Pondo agora os olhos na geração mais jovem, que procurou em dada altura renovar o partido, Paulo Portas é filho de um conhecido arquiteto, Nuno Portas, intelectual católico progressista, e de Helena Sacadura Cabral, sobrinha do famoso aviador com o mesmo apelido.

Manuel Monteiro é de boas famílias de Vieira do Minho.

Nuno Melo é descendente dos Teixeira Coelho de Melo, senhores do morgado da Falperra, membros da nobreza de Entre Douro e Minho.

Telmo Correia, de seu nome completo Telmo Guilherme Hermínio Cardoso de Noronha Correia, tem ascendência britânica e macaense, de famílias distintas.

Cecília Meireles é a primogénita das três filhas de José Maria Ferreira de Meireles Graça, que era oriundo de uma família afidalgada de Guimarães.

Finalmente, Francisco Rodrigues dos Santos é filho de um oficial do Exército e foi educado no Colégio Militar, e Adolfo Mesquita Nunes, que lhe disputa o cargo, é proveniente de uma família da Covilhã com ligações aos negócios, à política e ao futebol. No meio de tudo isto, são os dois mais ‘plebeus’ da linhagem centrista.

Não falei de Adriano Moreira, porque pertence a outra geração e a outro tempo: vem do Estado Novo, foi ministro de Salazar, e – como muitos políticos dessa época – é de extração bastante modesta.
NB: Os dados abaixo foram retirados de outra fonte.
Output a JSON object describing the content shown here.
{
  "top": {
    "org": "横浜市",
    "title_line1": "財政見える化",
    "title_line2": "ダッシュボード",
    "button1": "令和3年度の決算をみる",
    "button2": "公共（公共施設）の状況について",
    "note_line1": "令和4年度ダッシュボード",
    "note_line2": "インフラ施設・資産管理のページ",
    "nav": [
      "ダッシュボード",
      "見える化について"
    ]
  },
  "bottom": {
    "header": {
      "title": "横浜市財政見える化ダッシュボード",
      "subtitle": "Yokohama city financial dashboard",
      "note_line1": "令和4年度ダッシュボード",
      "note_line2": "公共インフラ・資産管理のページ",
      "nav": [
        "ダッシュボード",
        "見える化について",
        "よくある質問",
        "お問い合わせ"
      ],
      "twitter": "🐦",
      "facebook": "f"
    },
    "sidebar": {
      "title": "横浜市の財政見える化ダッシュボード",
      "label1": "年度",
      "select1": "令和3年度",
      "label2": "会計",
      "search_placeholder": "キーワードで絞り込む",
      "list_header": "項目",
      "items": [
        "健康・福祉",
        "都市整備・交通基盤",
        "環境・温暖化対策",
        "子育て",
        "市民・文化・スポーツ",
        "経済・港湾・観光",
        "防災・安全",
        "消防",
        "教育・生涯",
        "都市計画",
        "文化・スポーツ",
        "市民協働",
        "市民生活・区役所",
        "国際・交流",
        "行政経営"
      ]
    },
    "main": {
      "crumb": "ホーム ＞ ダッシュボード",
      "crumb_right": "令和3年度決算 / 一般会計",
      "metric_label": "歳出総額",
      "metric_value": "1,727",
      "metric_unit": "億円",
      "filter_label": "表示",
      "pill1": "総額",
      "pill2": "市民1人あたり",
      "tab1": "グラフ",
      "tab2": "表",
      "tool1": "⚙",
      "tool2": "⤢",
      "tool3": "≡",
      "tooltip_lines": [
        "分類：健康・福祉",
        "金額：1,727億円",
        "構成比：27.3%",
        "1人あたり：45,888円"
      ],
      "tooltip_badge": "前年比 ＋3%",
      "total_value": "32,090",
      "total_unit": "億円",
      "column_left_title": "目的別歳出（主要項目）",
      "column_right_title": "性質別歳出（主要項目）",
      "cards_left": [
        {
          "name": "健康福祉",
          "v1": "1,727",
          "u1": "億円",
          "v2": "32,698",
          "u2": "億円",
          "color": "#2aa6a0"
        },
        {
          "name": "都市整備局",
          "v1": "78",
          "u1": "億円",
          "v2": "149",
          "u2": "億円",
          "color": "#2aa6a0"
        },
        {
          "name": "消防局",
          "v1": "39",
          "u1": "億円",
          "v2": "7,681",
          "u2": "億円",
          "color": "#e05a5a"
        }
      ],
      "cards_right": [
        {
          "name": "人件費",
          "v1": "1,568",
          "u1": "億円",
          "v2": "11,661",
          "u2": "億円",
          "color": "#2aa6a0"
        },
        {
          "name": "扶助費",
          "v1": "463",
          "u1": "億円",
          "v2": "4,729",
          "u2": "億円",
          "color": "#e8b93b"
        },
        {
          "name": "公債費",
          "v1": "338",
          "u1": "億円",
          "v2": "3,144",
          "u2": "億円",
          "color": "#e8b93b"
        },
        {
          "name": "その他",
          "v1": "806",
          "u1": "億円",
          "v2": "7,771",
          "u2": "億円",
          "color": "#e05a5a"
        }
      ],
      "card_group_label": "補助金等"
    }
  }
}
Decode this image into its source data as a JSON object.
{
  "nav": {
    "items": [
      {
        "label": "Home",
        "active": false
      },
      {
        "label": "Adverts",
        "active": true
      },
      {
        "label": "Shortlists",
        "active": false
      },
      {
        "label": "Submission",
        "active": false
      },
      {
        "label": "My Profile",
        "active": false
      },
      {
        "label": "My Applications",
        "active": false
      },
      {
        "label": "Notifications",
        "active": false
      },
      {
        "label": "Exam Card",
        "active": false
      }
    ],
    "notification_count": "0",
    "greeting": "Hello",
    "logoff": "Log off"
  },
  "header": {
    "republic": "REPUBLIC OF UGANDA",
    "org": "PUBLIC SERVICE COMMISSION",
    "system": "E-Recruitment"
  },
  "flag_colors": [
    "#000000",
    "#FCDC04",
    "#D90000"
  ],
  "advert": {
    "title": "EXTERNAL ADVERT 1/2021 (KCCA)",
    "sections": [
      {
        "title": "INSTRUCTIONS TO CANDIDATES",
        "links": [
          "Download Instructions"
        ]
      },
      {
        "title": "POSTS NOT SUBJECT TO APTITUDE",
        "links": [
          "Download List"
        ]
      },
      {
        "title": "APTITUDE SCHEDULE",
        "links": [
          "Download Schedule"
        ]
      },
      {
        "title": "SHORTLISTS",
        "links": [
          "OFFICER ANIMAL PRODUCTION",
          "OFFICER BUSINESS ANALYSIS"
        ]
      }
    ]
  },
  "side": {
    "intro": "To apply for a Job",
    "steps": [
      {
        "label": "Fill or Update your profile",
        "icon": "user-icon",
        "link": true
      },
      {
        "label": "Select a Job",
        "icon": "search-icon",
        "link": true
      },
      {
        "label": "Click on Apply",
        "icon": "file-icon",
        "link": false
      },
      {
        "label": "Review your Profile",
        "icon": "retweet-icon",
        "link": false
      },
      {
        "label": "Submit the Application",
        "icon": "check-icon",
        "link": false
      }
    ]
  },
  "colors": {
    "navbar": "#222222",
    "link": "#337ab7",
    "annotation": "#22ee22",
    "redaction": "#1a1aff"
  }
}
E no CDS foi sempre um intruso.

Por aqui fica claro que o CDS é mesmo a ‘direita queque’.

E esse ‘pecado original’, que se lhe colou à pele, fez com que nunca conseguisse ser um partido popular (apesar de ter assumido a dada altura essa designação, que aliás não pegou).

Nunca conseguiu romper as fronteiras em que os fundadores o colocaram.

Nunca deixou de ser um partido elitista, no sentido social e intelectual.

O povo nunca sentiu ter lugar no CDS.

Assim, o partido foi vivendo do brilho dos seus líderes enquanto estes aguentaram, sobretudo Freitas do Amaral e Paulo Portas.

Não tendo povo, foi vivendo de figuras, de barões, falando cada um para o seu lado.

E também por isso há muitos anos que não tem um rumo.

Foi democrata-cristão com Freitas do Amaral e Amaro da Costa; foi liberal com Lucas Pires; foi assistencialista com Adriano Moreira; foi conservador com Manuel Monteiro e Paulo Portas; e atualmente não se sabe bem o que é.

Freitas do Amaral disse-me um dia, antes de umas eleições legislativas, que depois o CDS tanto podia aliar-se ao PSD como ao PS para formar Governo, consoante os resultados eleitorais.

Ora, como poderia um partido assim ter um eleitorado convicto e estável?

O drama do CDS foi que, mercê do seu lado diletante, nunca teve coragem para se dizer claramente de direita, e com isso perdeu-se.

Nunca ninguém conseguiu perceber por que razão o partido mais à direita do leque político tinha vergonha em afirmar-se de direita e se dizia «centrista».

Perante isto, que partido havia para as pessoas de direita votarem? Ou, ao contrário dos outros países, em Portugal não havia eleitores de direita?

Várias vezes aqui alertei para esse paradoxo.

Nunca tendo sido capaz de quebrar os limites que o seu lado ‘queque’, diletante, elitista, intelectualmente sobranceiro lhe impôs, o CDS foi pouco a pouco definhando e ficou sem espaço quando surgiu um partido que disse: «Nós somos de direita com muito orgulho e vimos para combater a esquerda coletivista».

A partir daqui, para que serve o voto no CDS?

Quem quer uma alternativa ao PS, vota no PSD; quem é de direita, vota no Chega.

E como o CDS nunca soube falar ao povo, os votos dos eleitores errantes também nunca lá vão parar.